The 55 000 transcriptions that form EEBO-TCP are central to LDNA’s endeavour to study concepts and semantic change in early modern English. But do they really represent the “universe of English printed discourse”?
The easy answer is “no”. For several reasons:
As is well documented elsewhere, EEBO is not restricted to English-language texts (cf. e.g. Gadd). Significant bodies of Latin and French documents printed in Britain have been transcribed, and one can browse through a list of other languages identified using ProQuest’s advanced search functionality. To this extent, EEBO represents more than the “universe of English printed discourse”.
But it also represents a limited “universe”. EEBO can only represent what survived to be catalogued. Its full image records represent individual copies. And its transcriptions represent a further subset of the survivals. As the RA currently occupied with reviewing Lost Books (eds. Bruni & Pettegree),* I have a keen awareness of the complex patterns of survival and loss. A prestigious reference work, the must-buy for ambitious libraries, might have a limited print run and yet was almost guaranteed survival–however much it was actively consulted. A popular textbook, priced for individual ownership, would have much higher rates of attrition: dog-eared, out-of-date, disposable. Survival favours genres, and there will be gaps in the English EEBO can represent.
The best function of the “universe” tagline is its emphasis on print. We have limited access to the oral cultures of the past, though as Cathy Shrank’s current project and the Corpus of English Dialogues demonstrate, there are constructions of orality within EEBO. Equally, where correspondence was set in print, correspondence forms a part of EEBO-TCP. There is diversity within EEBO, but it is an artefact that relies on the prior act of printing (and bibliography, microfilm, digitisation, transcription, to be sure).
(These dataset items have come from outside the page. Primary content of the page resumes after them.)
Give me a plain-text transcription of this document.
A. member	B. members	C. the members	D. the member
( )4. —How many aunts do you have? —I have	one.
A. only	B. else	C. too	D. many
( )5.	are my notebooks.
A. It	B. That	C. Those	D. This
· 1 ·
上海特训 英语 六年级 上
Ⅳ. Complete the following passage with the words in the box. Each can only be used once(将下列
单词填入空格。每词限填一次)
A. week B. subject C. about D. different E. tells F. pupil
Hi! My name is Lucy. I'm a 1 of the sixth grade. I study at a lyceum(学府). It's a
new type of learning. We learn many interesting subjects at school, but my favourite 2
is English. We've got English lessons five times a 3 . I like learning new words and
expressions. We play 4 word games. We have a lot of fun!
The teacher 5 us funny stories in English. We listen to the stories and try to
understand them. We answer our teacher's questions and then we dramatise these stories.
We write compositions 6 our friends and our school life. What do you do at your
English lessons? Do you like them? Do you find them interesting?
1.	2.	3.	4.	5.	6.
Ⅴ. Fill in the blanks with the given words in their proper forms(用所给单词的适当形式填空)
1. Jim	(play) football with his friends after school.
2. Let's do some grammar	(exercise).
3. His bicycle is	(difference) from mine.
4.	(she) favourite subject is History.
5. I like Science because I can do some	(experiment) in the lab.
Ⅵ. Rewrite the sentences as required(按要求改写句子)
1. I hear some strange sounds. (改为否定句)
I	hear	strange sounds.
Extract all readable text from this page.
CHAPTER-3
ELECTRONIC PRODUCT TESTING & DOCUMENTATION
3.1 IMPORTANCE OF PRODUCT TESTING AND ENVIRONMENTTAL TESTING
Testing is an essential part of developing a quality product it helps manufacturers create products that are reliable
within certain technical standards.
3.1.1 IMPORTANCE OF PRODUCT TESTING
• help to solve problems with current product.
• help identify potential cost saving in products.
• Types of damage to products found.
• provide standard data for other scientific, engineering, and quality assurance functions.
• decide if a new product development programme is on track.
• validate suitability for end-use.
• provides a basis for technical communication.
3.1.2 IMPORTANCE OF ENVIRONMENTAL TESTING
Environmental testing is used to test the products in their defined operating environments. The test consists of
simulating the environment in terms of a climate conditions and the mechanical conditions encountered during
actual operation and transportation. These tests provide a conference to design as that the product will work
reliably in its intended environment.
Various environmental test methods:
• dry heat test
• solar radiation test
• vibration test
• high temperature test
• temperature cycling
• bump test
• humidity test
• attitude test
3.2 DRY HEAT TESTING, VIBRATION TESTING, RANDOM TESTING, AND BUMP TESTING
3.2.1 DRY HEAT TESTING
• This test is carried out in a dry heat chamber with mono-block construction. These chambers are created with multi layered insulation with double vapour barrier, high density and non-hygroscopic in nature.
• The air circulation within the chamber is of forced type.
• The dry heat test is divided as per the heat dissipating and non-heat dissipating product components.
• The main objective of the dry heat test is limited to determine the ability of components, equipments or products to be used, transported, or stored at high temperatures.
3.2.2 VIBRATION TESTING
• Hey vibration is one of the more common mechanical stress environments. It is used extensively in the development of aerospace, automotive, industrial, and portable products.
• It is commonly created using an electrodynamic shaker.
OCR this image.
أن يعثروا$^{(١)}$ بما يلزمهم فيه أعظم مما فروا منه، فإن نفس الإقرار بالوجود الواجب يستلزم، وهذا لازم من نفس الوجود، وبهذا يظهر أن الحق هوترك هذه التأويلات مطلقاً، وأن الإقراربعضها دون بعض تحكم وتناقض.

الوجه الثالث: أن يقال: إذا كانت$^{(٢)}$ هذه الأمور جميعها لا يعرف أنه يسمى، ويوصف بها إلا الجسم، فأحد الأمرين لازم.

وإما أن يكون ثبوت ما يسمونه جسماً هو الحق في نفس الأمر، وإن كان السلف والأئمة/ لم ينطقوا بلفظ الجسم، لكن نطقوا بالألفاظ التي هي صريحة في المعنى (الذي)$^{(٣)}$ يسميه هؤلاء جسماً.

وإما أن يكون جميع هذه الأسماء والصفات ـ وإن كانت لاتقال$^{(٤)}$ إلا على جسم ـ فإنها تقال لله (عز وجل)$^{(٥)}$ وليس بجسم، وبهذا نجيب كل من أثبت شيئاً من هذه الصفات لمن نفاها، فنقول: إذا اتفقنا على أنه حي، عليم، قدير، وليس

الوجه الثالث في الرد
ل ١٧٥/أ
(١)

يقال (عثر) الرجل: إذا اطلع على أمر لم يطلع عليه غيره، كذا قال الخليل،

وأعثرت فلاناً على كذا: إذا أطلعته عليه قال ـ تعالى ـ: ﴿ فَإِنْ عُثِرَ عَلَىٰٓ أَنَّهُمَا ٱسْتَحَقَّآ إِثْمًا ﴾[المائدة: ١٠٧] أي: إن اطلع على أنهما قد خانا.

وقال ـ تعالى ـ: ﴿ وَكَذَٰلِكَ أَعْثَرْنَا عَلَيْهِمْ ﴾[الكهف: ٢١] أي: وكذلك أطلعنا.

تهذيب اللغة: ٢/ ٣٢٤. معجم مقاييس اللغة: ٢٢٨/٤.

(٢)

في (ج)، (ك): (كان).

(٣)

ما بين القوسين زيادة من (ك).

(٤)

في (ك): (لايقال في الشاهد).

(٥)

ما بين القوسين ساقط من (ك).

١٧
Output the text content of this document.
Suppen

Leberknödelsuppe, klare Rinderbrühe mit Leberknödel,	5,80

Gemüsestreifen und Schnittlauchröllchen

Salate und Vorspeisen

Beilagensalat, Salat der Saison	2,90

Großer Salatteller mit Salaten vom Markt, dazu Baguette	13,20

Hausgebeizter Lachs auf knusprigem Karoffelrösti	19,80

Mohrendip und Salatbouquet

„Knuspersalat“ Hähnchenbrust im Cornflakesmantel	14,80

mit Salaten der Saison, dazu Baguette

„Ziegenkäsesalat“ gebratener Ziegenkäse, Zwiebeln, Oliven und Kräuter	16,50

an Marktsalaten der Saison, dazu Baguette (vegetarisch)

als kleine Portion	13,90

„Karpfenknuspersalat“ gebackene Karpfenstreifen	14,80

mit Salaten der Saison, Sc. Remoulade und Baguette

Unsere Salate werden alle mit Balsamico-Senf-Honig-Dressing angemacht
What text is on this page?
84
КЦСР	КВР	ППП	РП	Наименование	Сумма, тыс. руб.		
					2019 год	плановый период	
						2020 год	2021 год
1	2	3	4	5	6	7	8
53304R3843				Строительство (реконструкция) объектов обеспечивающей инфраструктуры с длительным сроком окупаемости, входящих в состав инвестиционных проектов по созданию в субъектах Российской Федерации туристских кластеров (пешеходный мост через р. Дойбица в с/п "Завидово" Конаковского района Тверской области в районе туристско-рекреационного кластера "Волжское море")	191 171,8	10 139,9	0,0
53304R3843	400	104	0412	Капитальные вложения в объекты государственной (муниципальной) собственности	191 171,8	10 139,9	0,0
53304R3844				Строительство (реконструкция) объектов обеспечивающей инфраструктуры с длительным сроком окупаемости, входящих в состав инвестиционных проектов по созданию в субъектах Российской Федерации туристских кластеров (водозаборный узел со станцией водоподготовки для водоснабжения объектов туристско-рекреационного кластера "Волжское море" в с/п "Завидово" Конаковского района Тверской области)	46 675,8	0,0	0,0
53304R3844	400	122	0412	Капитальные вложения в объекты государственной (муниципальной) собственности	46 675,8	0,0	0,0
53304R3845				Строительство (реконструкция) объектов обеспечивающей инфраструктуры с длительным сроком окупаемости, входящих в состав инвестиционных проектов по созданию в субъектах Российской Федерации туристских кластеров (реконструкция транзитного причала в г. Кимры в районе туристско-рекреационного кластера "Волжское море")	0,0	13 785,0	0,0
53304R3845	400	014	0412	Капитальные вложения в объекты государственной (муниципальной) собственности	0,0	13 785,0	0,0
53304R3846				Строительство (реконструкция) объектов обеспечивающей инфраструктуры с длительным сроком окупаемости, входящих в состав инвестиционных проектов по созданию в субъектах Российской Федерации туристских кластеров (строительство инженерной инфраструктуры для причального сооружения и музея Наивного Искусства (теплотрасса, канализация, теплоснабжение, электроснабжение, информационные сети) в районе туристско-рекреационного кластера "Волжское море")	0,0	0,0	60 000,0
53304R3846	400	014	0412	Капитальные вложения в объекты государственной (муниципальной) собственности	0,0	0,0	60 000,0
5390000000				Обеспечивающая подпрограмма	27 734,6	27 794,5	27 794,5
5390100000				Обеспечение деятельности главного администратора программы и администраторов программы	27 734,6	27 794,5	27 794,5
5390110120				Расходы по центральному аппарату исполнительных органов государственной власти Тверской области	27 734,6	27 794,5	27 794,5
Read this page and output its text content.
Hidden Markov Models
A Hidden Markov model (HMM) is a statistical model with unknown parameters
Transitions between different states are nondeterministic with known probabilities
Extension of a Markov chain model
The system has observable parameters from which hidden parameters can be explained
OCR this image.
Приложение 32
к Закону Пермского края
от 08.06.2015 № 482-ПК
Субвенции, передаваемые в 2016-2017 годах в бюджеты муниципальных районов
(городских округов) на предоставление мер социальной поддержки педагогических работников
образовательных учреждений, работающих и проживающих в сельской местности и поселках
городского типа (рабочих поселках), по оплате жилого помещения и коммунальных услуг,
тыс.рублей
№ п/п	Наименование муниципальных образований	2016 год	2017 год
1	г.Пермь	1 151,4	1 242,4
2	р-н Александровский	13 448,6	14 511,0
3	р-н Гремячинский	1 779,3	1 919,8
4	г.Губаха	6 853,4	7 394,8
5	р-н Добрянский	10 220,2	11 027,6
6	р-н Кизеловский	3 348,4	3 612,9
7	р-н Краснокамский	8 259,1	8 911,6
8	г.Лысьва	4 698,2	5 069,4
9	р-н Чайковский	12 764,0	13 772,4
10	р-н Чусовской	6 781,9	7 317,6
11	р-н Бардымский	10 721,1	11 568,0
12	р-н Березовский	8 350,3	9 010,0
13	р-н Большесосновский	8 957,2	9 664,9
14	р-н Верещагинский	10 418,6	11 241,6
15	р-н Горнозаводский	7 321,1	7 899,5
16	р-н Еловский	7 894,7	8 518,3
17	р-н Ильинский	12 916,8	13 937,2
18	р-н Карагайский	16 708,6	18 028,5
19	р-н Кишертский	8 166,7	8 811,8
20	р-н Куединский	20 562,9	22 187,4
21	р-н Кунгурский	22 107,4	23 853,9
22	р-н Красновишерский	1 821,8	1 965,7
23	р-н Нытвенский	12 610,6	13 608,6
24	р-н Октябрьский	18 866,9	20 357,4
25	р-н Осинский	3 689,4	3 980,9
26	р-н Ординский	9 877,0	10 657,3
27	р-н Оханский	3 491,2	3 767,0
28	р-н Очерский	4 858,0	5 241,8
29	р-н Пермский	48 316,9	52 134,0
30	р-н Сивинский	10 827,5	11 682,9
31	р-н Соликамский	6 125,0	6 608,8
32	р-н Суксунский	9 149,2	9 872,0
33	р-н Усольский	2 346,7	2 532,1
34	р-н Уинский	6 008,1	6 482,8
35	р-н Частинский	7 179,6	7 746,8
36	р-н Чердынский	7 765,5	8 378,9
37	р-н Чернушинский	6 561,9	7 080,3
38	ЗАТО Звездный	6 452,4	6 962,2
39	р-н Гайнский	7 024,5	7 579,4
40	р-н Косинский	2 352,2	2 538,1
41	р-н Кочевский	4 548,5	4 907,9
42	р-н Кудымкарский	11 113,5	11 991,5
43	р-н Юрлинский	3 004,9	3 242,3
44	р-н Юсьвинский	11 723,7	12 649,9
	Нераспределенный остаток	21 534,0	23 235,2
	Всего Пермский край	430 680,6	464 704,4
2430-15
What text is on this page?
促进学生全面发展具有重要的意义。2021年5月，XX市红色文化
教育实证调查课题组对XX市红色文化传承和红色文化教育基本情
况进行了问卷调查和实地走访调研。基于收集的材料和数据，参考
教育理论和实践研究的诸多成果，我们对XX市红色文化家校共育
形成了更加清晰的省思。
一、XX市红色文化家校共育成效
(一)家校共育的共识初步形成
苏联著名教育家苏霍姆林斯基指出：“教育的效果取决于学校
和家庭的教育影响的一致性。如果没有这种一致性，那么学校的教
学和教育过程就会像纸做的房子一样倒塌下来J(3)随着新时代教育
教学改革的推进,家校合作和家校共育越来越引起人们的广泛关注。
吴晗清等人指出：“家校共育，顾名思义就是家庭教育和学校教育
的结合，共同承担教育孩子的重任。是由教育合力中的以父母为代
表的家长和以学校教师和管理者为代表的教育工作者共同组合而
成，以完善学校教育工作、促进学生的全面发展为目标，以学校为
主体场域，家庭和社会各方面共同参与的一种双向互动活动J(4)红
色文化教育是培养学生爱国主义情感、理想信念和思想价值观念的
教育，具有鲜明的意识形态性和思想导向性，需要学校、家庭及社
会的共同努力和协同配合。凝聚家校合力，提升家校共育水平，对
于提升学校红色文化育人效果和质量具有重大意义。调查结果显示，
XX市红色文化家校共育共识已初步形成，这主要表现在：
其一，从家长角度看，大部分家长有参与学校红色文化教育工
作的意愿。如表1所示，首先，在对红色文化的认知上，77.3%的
It will never represent what was not printed (and this will mean particular underprivileged Englishes are minimally visible).
There is another dimension of representativeness that matters for LDNA. Drawing on techniques from corpus linguistics makes us aware that in the past corpora, collections of texts produced in order to control the analysis of language-in-use, were compiled with considerable attention to the sampling and weighting of different text types. Those using them could be confident about what was in there (journalism? speech? novels?). Do we need that kind of familiarity to work confidently with EEBO-TCP? The question is great enough to warrant a separate post!
The points raised so far have focused on the whole of EEBO. There is an additional challenge when we consider how well EEBO can represent the sixteenth century. Of the ca. 55 000 texts in EEBO-TCP, only 4826 (less than 10 per cent) represent works printed between 1500 and 1599. If we operate with a broader definition, the ‘long sixteenth century’ and impose the limits of the Short Title Catalogue, the period 1470-1640 constitutes less than 25 per cent of EEBO-TCP (12 537 works). And some of those will be in Latin and French!
Of course, some sixteenth century items may be long texts–and the bulging document count of the 1640s is down to the transcription of several thousand short pamphlets and tracts–so that the true weighting of long-sixteenth-century-TCP may be more than the document figures indicate. Yet the statistics are sufficient to suggest we proceed with caution. While one could legitimately posit that the universe of English discourse was itself smaller in the sixteenth century–given the presence of Latin as scholarly lingua franca–it is equally the case that the evidence has had longer to go missing.
As a first post on the theme, this only touches the surface of the discussion about representativeness and limits. Other observations jostle for attention. (For example, diachronic analysis of EEBO material is often dependent on metadata that privileges the printing date, though that may be quite different from the date of composition. A sample investigation of translate‘s associations immediately uncovered a fourteenth-century bible preface printed in the 1550s, exposed by the recurrence of Middle English forms “shulen” and “hadden”.) Articulating and exploring what EEBO represents is a task of some complexity. Thank goodness we’ve another 20 months to achieve it!